Una questione che renderà ancora più complessa l’applicazione, con disparità di trattamenti che rischiano di apparire ingiustificati e aprono la breccia a eventuali profili di incostituzionalità. Questo però è un tema molto delicato, sul quale va riflettendo e ragionando, da quello che leggiamo sui giornali, anche il Quirinale. E’ bene lasciare su questo punto spazio alle valutazioni che farà il Presidente della Repubblica.
Cosa intende l’Associazione Nazionali Magistrati quando dice che “sarà la morte della giustizia”? Non c’è un eccesso di aspettative dalle intercettazioni?

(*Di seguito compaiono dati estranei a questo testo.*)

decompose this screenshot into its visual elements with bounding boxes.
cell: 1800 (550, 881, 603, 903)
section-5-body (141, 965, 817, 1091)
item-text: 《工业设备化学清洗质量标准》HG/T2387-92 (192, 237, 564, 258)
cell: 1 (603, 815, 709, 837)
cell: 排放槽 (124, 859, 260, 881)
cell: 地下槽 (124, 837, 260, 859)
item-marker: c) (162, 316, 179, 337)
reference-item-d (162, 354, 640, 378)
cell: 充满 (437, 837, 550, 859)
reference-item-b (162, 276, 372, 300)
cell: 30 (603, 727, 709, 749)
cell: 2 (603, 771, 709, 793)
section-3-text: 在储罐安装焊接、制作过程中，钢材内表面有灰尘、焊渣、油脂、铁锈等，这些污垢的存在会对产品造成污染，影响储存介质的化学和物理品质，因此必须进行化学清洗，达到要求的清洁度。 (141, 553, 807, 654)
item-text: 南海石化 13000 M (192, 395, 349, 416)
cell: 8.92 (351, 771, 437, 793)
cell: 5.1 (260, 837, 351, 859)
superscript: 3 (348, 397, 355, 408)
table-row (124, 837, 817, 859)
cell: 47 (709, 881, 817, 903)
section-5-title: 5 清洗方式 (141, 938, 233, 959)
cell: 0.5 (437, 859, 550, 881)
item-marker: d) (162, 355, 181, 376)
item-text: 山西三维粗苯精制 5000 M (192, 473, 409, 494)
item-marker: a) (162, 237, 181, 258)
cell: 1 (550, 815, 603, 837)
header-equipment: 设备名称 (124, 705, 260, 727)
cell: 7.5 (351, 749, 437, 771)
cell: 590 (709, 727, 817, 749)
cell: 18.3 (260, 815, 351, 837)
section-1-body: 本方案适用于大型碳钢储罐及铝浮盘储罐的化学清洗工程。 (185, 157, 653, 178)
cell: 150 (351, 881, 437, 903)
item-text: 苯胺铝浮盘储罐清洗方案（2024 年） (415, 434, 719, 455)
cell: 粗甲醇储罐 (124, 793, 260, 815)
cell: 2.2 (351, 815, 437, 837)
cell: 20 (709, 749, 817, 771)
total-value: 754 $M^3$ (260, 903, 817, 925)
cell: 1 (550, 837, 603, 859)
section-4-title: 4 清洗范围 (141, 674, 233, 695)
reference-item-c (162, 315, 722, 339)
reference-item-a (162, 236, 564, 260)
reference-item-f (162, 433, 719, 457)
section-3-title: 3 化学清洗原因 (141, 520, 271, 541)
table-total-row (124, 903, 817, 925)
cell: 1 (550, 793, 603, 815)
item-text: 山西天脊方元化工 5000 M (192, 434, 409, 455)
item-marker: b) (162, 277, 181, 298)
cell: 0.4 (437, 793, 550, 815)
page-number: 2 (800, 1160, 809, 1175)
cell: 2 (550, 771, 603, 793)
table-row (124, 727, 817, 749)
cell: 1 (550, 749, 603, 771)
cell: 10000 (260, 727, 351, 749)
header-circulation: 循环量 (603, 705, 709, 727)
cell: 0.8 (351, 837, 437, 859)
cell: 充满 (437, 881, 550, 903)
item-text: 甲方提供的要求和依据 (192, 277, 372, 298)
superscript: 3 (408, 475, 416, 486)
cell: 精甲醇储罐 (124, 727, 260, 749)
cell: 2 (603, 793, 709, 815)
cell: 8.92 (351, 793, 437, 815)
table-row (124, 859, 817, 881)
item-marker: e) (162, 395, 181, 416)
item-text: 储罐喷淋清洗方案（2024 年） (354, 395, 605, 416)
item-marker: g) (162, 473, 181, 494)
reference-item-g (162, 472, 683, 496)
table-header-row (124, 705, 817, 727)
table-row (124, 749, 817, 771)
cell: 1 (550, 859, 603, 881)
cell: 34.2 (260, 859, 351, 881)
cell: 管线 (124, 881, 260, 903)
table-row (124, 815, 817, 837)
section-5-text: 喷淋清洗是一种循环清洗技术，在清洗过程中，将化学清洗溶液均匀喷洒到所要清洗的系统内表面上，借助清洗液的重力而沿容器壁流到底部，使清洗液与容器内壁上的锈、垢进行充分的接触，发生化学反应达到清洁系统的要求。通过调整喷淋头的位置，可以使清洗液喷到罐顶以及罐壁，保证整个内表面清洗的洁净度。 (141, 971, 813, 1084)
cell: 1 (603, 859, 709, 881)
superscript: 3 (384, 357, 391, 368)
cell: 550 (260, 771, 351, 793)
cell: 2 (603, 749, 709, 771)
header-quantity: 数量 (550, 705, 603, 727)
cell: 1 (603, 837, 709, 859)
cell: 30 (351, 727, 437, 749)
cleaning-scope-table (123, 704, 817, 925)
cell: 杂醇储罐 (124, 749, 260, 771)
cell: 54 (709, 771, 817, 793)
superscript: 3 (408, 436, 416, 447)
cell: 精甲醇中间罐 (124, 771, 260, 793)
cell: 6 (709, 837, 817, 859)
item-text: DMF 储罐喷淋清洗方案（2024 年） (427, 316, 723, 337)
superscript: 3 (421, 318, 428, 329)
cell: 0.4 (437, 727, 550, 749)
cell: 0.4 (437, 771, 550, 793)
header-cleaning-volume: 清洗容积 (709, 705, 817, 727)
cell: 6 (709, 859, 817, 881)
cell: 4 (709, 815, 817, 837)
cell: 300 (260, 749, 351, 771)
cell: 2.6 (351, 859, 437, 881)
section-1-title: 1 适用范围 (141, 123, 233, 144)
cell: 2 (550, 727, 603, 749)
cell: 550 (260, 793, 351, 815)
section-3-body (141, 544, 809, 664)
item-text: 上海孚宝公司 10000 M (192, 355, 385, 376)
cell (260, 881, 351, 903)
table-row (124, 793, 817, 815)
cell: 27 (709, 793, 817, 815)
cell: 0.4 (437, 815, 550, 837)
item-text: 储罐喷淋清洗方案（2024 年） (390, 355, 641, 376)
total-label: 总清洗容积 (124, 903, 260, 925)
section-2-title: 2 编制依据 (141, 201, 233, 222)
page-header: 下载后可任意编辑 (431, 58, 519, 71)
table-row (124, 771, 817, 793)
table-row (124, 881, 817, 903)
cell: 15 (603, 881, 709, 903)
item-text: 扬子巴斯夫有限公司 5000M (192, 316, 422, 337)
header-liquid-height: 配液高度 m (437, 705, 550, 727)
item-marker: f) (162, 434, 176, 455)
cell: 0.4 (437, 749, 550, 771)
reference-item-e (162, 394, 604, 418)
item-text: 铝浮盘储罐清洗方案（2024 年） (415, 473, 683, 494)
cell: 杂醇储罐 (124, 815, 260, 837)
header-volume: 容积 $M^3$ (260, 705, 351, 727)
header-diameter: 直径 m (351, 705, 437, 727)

Il punto è che per un certo tipo di indagini, ripeto, soprattutto per la criminalità occulta, si possono avere elementi soltanto riuscendo a ottenere rivelazioni dall’interno. Non dobbiamo scordarci che ci sono stati anni in cui, soprattutto nei processi per fatti di mafia, lo strumento di prova privilegiato era costituito dai collaboratori di giustizia. Si scatenò all’epoca una campagna di stampa contro i cosiddetti “pentiti” che ebbe come epilogo una legge che penalizzò i collaboratori di giustizia e sostanzialmente azzerò il fenomeno. Ci venne detto allora che però non avremmo perso ogni possibilità di investigare perché c’erano altri strumenti, innanzitutto le intercettazioni. Noi che cosa potevamo fare? Abbiamo preso in parola il legislatore che ci toglieva lo strumento dei collaboratori di giustizia ma ci dava lo strumento delle intercettazioni; quello strumento abbiamo usato, e senza collaboratori proprio le intercettazioni sono diventate lo strumento principale. Ora ci dicono che le intercettazioni non vanno più bene e ci levano l’unico strumento che abbiamo a disposizione. Ma senza notizie dall’interno, dai testimoni o dai collaboratori di giustizia, e senza rivelazioni dall’interno ottenute da intercettazioni telefoniche e ambientali, come si fa a penetrare soprattutto organizzazioni segrete come la mafia?
Nel disegno di legge però si dice che per mafia e terrorismo le intercettazioni sono consentite.
Ci viene detto che per i processi di mafia rimane applicabile la vecchia normativa. Questo è vero fino a un certo punto, come hanno spiegato bene i procuratori del Sud nell’incontro che c’è stato al Csm: è vero per i mafiosi noti, ma non è affatto vero per gli “insospettabili”; perché la maggior parte delle indagini di mafia, specie a carico di insospettabili, parte da altre ipotesi di reato. E per queste altre ipotesi di reato non sarà più possibile, una volta approvata la legge, procedere alle intercettazioni se non in presenza di quegli “evidenti indizi di colpevolezza”. E’ chiaro quindi che anche per le indagini di mafia le intercettazioni potranno farsi per i soliti noti, ma sarà impossibile farle per i soliti ignoti.